The Minogue sisters began their careers on Australian television, where at first Kylie was overshadowed by Dannii. That changed however when Kylie won the role of Charlene in the popular soap opera Neighbours (right) in 1986, opposite her then boyfriend Jason Donovan. She also starred opposite Charlie Schlatten in the 1989 film The Delinquents.

Her singing career began after she was spotted singing at a charity event with fellow Neighbours stars in 1987, and within months had released a cover version of The Locomotion. Following the single's success, power producers Stock, Aitken and Waterman invited the young actress to London to work with them. Her eponymous album Kylie sold seven million copies and a string of hit upbeat dance-pop tunes followed.

At the age of 21, a romance with INXS bad boy Michael Hutchence led her to take control of her image for the first time, reinventing her good-girl persona with the sexy video for her single Better the Devil You Know.

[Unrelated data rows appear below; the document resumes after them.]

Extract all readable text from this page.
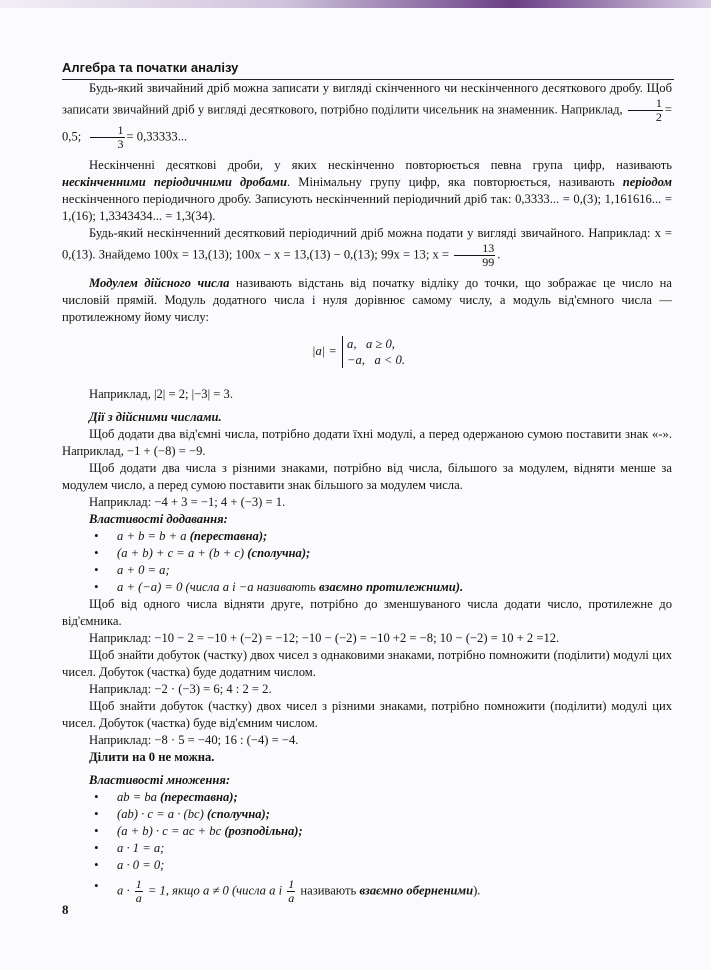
Алгебра та початки аналізу

Будь-який звичайний дріб можна записати у вигляді скінченного чи нескінченного десяткового дробу. Щоб записати звичайний дріб у вигляді десяткового, потрібно поділити чисельник на знаменник. Наприклад, $\frac{1}{2} = 0,5$; $\frac{1}{3} = 0,33333$...

Нескінченні десяткові дроби, у яких нескінченно повторюється певна група цифр, називають нескінченними періодичними дробами. Мінімальну групу цифр, яка повторюється, називають періодом нескінченного періодичного дробу. Записують нескінченний періодичний дріб так: 0,3333... = 0,(3); 1,161616... = 1,(16); 1,3343434... = 1,3(34).

Будь-який нескінченний десятковий періодичний дріб можна подати у вигляді звичайного. Наприклад: x = 0,(13). Знайдемо 100x = 13,(13); 100x − x = 13,(13) − 0,(13); 99x = 13; $x = \frac{13}{99}$ .

Модулем дійсного числа називають відстань від початку відліку до точки, що зображає це число на числовій прямій. Модуль додатного числа і нуля дорівнює самому числу, а модуль від'ємного числа — протилежному йому числу:

|a| = a, a ≥ 0,
−a, a < 0.

Наприклад, |2| = 2; |−3| = 3.

Дії з дійсними числами.

Щоб додати два від'ємні числа, потрібно додати їхні модулі, а перед одержаною сумою поставити знак «-». Наприклад, −1 + (−8) = −9.

Щоб додати два числа з різними знаками, потрібно від числа, більшого за модулем, відняти менше за модулем число, а перед сумою поставити знак більшого за модулем числа.

Наприклад: −4 + 3 = −1; 4 + (−3) = 1.

Властивості додавання:

• a + b = b + a (переставна);
• (a + b) + c = a + (b + c) (сполучна);
• a + 0 = a;
• a + (−a) = 0 (числа a і −a називають взаємно протилежними).

Щоб від одного числа відняти друге, потрібно до зменшуваного числа додати число, протилежне до від'ємника.

Наприклад: −10 − 2 = −10 + (−2) = −12; −10 − (−2) = −10 +2 = −8; 10 − (−2) = 10 + 2 =12.

Щоб знайти добуток (частку) двох чисел з однаковими знаками, потрібно помножити (поділити) модулі цих чисел. Добуток (частка) буде додатним числом.

Наприклад: −2 · (−3) = 6; 4 : 2 = 2.

Щоб знайти добуток (частку) двох чисел з різними знаками, потрібно помножити (поділити) модулі цих чисел. Добуток (частка) буде від'ємним числом.

Наприклад: −8 · 5 = −40; 16 : (−4) = −4.

Ділити на 0 не можна.

Властивості множення:

• ab = ba (переставна);
• (ab) · c = a · (bc) (сполучна);
• (a + b) · c = ac + bc (розподільна);
• a · 1 = a;
• a · 0 = 0;
• $a \cdot \frac{1}{a} = 1$, якщо a ≠ 0 (числа a і $\frac{1}{a}$ називають взаємно оберненими).
8
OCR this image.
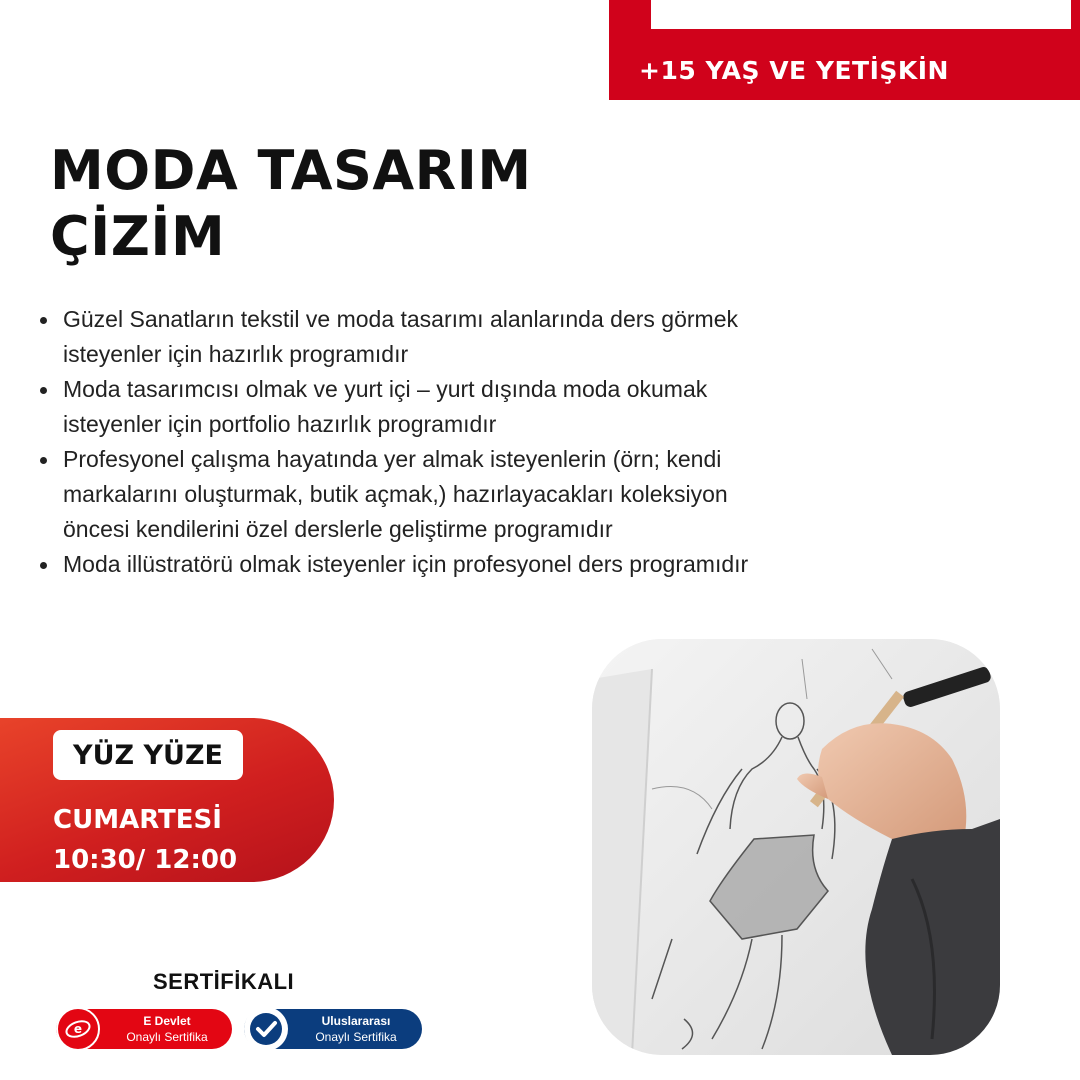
+15 YAŞ VE YETİŞKİN
MODA TASARIM
ÇİZİM
Güzel Sanatların tekstil ve moda tasarımı alanlarında ders görmek
isteyenler için hazırlık programıdır
Moda tasarımcısı olmak ve yurt içi – yurt dışında moda okumak
isteyenler için portfolio hazırlık programıdır
Profesyonel çalışma hayatında yer almak isteyenlerin (örn; kendi
markalarını oluşturmak, butik açmak,) hazırlayacakları koleksiyon
öncesi kendilerini özel derslerle geliştirme programıdır
Moda illüstratörü olmak isteyenler için profesyonel ders programıdır
YÜZ YÜZE
CUMARTESİ
10:30/ 12:00
SERTİFİKALI
e
E Devlet
Onaylı Sertifika
Uluslararası
Onaylı Sertifika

The critics loved it, but fans did not warm to the new edgier Kylie. As a result, her career suffered a decline in the 1990s, with a number of collaborative projects and films failing to take off.

In 2000, inspired by the disco acts of the 1970s and assisted by tiny gold hotpants, her comeback single Spinning Around (left) became her first British number one for a decade. Hardened critics melted once more, marvelling at Kylie's ability to be both superstar and businesswoman – the singer had by this time launched a successful fragrance and ranges of lingerie and bedlinen.

Then in May 2005 everything was put in perspective. Diagnosed with breast cancer, the 38-year-old issued a statement and cancelled her Showgirl tour. But just 18 months later, after undergoing a partial mastectomy, followed by chemotherapy and radiotherapy, she returned to the stage with the treatment widely hailed as a success.

Today Kylie is a global superstar renowned for her spectacular shows. She has sold more than 60 million records worldwide and is getting ready to work on her 11th studio album.